In Erichsen V Last 4 TC, Lord Justice cotton defined trading as follows “where a person habitually does and contracts to do a thing capable of producing a profit, and for the purpose of producing a profit, he carries on a trade or business” The case concerned The Great Northern Telegraph Company of Copenhagen who was not resident in the United Kingdom Eischen was the company’s representative in England.
The company had 3 cables running across the North Sea to Scotland and had a number of staff there also. Messages were collected by agreement with the Postmaster General who deducted their agreed commission who then gave the messages to the company’s operators who in turn sent the messages across the North Sea to their destination. The company made a claim it was not trading in the United Kingdom as their cables were not wholly located in the United Kingdom or the company itself. The Judgment in the court of appeal made clear the matter was wholly one of fact. The decision was “The profit comes from the contract, the contract is here and there is trading in England and it is nonetheless trading in England even though the goods come from abroad or the service is provided through electric cables which are partly abroad.

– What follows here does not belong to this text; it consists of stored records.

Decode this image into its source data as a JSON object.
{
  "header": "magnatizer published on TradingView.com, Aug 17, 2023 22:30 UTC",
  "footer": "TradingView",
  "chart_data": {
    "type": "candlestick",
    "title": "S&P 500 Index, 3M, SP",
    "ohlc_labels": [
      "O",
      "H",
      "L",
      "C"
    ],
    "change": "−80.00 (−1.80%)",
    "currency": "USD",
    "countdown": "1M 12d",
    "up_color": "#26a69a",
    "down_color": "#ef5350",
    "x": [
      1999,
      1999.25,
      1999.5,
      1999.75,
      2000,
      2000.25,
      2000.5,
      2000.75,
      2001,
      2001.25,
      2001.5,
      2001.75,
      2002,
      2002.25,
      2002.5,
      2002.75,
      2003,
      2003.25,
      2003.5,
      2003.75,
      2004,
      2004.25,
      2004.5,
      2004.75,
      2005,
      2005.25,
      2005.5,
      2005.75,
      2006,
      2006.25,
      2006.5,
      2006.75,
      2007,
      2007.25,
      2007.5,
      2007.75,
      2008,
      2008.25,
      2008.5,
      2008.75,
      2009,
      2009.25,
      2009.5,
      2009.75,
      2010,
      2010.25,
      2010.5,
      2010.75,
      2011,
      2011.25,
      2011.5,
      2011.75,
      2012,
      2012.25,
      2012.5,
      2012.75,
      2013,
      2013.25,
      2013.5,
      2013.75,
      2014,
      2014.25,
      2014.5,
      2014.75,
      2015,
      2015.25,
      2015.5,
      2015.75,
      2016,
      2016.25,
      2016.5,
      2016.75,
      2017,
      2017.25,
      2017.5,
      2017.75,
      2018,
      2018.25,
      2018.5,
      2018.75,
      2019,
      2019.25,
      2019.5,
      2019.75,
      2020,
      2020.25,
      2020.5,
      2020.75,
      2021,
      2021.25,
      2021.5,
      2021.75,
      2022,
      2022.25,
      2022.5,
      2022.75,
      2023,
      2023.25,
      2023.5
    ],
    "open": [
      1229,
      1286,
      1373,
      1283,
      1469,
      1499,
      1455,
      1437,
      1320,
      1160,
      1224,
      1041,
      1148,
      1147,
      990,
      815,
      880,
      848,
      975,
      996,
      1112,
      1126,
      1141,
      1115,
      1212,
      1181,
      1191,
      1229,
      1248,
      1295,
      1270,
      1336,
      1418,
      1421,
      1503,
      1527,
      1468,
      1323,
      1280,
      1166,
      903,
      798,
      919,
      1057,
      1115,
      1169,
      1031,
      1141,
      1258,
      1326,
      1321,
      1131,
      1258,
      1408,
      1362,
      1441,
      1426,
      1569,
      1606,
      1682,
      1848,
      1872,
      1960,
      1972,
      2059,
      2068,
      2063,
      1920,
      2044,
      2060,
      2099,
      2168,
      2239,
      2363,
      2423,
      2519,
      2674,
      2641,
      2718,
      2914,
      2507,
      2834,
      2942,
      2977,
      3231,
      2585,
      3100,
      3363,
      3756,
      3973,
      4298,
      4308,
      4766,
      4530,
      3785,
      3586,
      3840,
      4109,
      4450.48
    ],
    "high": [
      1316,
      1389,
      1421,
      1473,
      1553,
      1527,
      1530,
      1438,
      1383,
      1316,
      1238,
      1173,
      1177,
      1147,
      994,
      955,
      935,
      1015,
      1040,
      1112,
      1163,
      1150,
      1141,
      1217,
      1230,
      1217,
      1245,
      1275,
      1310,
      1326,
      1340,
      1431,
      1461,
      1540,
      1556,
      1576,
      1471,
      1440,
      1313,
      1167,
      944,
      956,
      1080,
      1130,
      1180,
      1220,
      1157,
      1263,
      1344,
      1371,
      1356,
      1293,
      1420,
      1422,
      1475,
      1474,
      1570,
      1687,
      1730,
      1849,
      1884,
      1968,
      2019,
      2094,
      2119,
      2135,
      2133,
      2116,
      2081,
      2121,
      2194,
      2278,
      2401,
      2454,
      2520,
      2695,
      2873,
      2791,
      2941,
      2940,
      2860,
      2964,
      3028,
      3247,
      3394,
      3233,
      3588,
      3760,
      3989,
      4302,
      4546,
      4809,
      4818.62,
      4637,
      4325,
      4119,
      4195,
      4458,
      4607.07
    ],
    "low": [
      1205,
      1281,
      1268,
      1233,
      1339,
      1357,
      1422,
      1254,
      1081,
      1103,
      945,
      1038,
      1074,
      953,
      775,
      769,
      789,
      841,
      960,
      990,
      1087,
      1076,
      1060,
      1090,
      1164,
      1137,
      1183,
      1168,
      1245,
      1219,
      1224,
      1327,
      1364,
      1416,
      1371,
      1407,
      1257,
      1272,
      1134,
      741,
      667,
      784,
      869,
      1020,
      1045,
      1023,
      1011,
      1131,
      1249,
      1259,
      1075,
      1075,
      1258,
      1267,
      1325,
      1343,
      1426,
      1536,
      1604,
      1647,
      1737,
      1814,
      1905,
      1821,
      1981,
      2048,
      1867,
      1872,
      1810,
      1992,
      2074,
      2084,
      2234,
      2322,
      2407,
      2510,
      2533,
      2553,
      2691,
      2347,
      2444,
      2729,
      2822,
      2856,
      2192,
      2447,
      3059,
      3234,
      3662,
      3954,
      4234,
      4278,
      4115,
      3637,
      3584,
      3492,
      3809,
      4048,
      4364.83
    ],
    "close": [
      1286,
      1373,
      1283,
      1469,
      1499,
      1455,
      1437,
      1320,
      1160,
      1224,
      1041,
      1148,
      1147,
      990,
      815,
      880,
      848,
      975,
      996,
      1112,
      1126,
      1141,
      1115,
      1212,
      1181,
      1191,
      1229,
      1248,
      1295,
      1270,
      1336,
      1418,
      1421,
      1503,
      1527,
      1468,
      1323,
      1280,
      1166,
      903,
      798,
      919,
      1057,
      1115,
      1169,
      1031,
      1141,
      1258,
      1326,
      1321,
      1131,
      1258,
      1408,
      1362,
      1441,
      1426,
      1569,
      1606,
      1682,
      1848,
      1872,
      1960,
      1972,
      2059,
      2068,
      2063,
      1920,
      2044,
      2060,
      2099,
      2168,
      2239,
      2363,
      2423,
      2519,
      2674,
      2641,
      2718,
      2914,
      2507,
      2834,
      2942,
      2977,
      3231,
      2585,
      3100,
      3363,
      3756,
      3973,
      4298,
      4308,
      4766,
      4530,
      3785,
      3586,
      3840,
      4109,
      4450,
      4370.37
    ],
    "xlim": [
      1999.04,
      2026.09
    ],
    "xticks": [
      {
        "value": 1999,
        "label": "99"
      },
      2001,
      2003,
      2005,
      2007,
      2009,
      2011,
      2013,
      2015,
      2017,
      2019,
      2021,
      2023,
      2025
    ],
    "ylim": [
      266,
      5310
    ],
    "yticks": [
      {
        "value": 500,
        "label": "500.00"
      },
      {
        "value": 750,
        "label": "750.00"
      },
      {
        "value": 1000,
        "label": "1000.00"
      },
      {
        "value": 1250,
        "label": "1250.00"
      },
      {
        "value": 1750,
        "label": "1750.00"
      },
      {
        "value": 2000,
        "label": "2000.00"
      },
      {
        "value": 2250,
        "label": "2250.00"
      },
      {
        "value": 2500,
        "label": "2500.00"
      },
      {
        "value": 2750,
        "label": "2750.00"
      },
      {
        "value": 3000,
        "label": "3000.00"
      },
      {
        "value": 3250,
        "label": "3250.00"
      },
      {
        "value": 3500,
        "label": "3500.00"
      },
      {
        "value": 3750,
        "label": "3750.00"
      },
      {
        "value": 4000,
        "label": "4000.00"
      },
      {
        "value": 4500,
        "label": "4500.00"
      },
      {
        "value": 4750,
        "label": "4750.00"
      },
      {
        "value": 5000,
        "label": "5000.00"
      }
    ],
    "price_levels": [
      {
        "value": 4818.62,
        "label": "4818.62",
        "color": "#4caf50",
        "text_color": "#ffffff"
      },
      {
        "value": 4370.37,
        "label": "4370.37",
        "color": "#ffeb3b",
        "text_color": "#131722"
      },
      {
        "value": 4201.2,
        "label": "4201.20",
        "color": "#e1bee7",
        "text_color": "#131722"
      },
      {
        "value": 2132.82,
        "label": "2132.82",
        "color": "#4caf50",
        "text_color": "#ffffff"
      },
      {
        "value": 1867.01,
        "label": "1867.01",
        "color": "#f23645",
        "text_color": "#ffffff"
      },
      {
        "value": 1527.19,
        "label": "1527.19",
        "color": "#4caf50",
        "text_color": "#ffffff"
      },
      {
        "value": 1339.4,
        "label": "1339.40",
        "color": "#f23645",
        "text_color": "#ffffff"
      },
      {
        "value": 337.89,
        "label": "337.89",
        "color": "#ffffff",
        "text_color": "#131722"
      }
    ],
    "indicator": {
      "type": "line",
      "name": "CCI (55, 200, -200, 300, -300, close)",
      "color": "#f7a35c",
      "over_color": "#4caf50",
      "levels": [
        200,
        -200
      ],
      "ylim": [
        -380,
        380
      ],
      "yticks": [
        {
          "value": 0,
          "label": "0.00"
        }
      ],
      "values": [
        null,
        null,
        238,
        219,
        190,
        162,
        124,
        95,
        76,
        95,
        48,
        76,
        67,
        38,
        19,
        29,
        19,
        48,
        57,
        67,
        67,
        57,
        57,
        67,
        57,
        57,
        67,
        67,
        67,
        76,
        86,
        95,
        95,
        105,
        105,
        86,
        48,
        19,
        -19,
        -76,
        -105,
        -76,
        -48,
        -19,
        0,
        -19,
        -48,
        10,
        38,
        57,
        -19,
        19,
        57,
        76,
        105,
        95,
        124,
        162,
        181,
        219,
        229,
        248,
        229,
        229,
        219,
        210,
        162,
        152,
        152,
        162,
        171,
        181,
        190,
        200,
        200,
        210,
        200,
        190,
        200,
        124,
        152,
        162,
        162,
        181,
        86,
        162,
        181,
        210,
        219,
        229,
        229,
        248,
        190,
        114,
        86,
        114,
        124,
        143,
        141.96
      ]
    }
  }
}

All of the profits from the contract made in the UK are chargeable profits in the UK’. (GOV.UK, 2018) The case of Martin V Lowry 11 TC 422 an agricultural merchant who never had any involvement with the linen trade purchased surplus stock of airplane linen from the UK government, he had never traded inlined or conducted similar frequent transactions as per the badges of trade. He did however after failing to sell the linen in one lot conduct an advertising campaign, hired staff and rented offices to sell the linen to the public, it was held that the profit arising from the sale arose through trade.
Judges referred repeatedly to the mantle of trading, it was argued that supplementary work on the product such as the elaborate selling efforts employing staff and offices as well as adverting constituted trade activities. The well-known case of Rutledge V the Commissioners for Inland Revenue (Profit-seeking Motive) where a businessman on a trip in Germany he purchased one million toilet rolls, he subsequently sold the toilet rolls to one individual in a single transaction on returning to the UK for a substantial profit.
The profit made on this large single quantity and resale was deemed to be an adventure in the nature of trade, it was based on the fact that the purchase was not made as an investment or at such a large quantity would justify personal use. Wisdom V Chamberlain 45 TC 93, involved the purchase of silver bullion to hedge against devaluation. The court’s decision was based that it was a transaction entered into on a short-term basis for the purpose of making a profit. It constituted an adventure in the nature of trade. “a transaction entered into on a short-term basis for the purpose of making a profit out of the purchase and sale of a commodity, and if that is not a natural in trade I do not really know what is. The whole object of the transaction was to make a profit”.